In the first two phases of this study, measurements of sensitivity and specificity of models 1 and 2 indicated that they could correctly classify 88% and 91% of cases, respectively (16), suggesting that these models should perform well when used to estimate epilepsy prevalence and incidence. In application, as demonstrated in the third phase of this study, the model yielded credible estimates of prevalence estimates that are generally consistent with the findings of comparable studies of epilepsy prevalence. The estimates varied only modestly when derived from study population members with 1, 3, and 5 years of continuous enrollment. Thus the models appear to meet expectations that they can provide valid estimates of epilepsy prevalence. The application of our method to assess incidence, however, yielded less consistent estimates. Although these were within the range of incidence rates found among other studies, substantially more variation was found between estimates derived from study members with 3 and 5 years of continuous enrollment. Additional study of methods to apply these models may be needed to ensure more reliable estimates of epilepsy incidence.
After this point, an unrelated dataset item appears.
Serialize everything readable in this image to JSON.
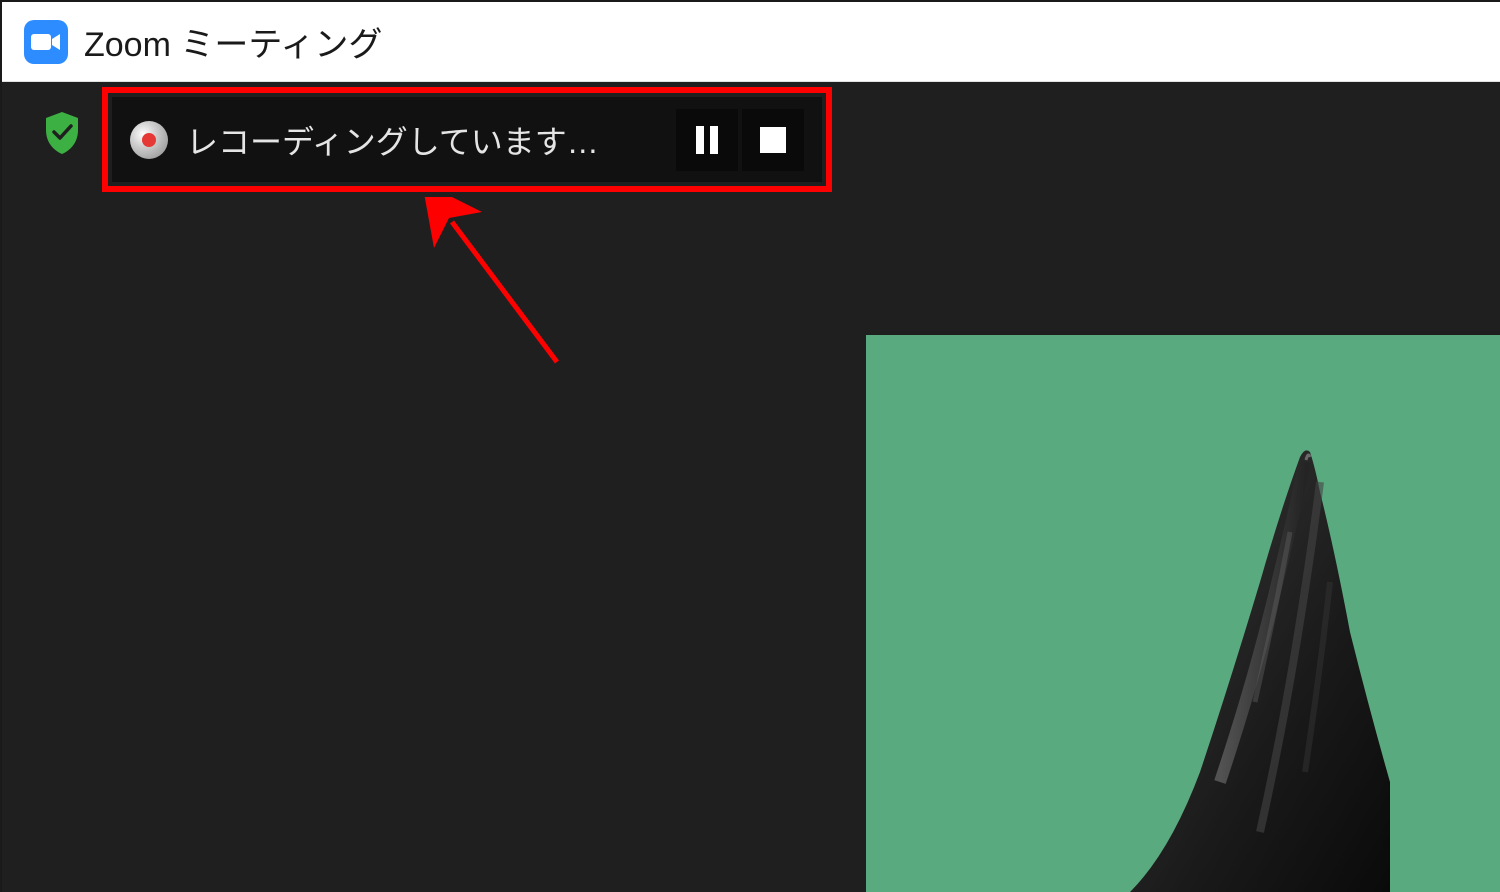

In conclusion, these methods show promise for broader use in the study of epilepsy occurrence in MCOs and other defined populations that have linked administrative data covering inpatient and outpatient services. A primary advantage of these methods is their comparatively low cost, because they rely on existing data. Furthermore, these methods may be useful for related research (e.g., studies of secular trends in epilepsy occurrence and studies of health care service delivery). Finally, these methods may assist in the identification and sampling of cohorts of people with epilepsy for follow-up studies. Epidemiologic research and surveillance are important to assess the public health burden of epilepsy, to provide accurate information to assist in policy development, to ensure necessary services for those with epilepsy. The methods described are useful tools for these purposes.